Curiously, that’s usually Ion Trewin, with or without some more semi-literate punctuation. Publication of Alan Clark: The Biography (Orion) is already announced for 14th September (and Amazon are taking discounted pre-orders). Yeah: that’s mid-September. Yawn…
Next, we are asked mix sand and salivation:
John Campbell is a prolific political biographer – Lloyd George and Margaret Thatcher – and we await with interest his authorised biography of Roy Jenkins. In Pistols at Dawn Two Hundred years of Political Rivalry from Pitt and Fox to Blair and Brown, he has covered some familiar ground but with fresh insights and a sure feel for the historical context.

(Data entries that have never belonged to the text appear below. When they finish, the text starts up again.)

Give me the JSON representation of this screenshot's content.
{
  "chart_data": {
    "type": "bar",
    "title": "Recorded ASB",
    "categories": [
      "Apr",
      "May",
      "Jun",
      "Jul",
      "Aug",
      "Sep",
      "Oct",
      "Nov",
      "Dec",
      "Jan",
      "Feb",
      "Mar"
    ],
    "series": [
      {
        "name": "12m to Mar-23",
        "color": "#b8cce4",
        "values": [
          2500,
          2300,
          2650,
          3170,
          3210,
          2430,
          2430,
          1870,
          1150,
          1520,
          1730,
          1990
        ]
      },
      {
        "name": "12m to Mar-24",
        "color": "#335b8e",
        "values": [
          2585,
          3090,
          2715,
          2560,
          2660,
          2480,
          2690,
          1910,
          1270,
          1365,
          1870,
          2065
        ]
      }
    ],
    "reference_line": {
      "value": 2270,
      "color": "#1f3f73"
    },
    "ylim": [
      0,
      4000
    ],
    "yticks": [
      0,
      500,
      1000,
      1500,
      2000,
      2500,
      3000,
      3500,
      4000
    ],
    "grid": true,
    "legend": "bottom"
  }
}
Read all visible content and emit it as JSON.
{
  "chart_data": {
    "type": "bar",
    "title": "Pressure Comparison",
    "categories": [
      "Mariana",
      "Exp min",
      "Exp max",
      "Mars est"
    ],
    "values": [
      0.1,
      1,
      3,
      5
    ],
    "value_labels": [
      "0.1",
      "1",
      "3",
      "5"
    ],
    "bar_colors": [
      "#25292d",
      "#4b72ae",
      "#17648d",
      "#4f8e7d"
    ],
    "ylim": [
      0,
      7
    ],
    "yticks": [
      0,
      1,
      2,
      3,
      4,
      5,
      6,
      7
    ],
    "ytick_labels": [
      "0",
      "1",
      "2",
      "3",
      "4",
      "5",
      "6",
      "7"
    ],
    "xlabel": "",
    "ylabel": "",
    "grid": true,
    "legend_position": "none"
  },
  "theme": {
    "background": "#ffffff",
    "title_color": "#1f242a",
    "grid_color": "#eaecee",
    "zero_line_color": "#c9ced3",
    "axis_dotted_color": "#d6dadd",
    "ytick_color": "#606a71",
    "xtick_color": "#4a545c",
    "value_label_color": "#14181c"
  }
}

Campbell churned out a biography of Roy Jenkins, as far back as 1983. The puff for Pistols at Dawn (currently languishing at number 295,067 in the Amazon sales rank) merely suggests that Campbell “is currently writing” the Jenkins piece. Jenkins has been dead these last six years, so the word “authorised” jars a trifle. Equally, there is the “retrospective” edited by Andrew Adonis and Keith Thomas, which Alan Watkins (Campbell’s stablemate at the Indy) rated as “excellent. Campbell’s efforts, then, may be unnecessary, except, in due course, to add another pile to the remainder counter.
Malcolm, working from a hard-copy print-out, found that nearly gets off the first page: there are at least two more. There is, alas, a limit to what flesh-and-blood can stand.
Simpson (think Alan Whicker gone podgy and without the charm) is currently MP for Mid Norfolk (and, it is to be hoped, given a hard time by the LibDims in the future Broadland constituency). He is straight-down-the-middle Tory lobby fodder, another of those types who bore for Britain. His wikipedia entry, with his penchant for second-hand bookshops and taking his son to the cinema, can only be self-composed. This list adds nothing to his “intellectual” reputation, or his literary pretensions.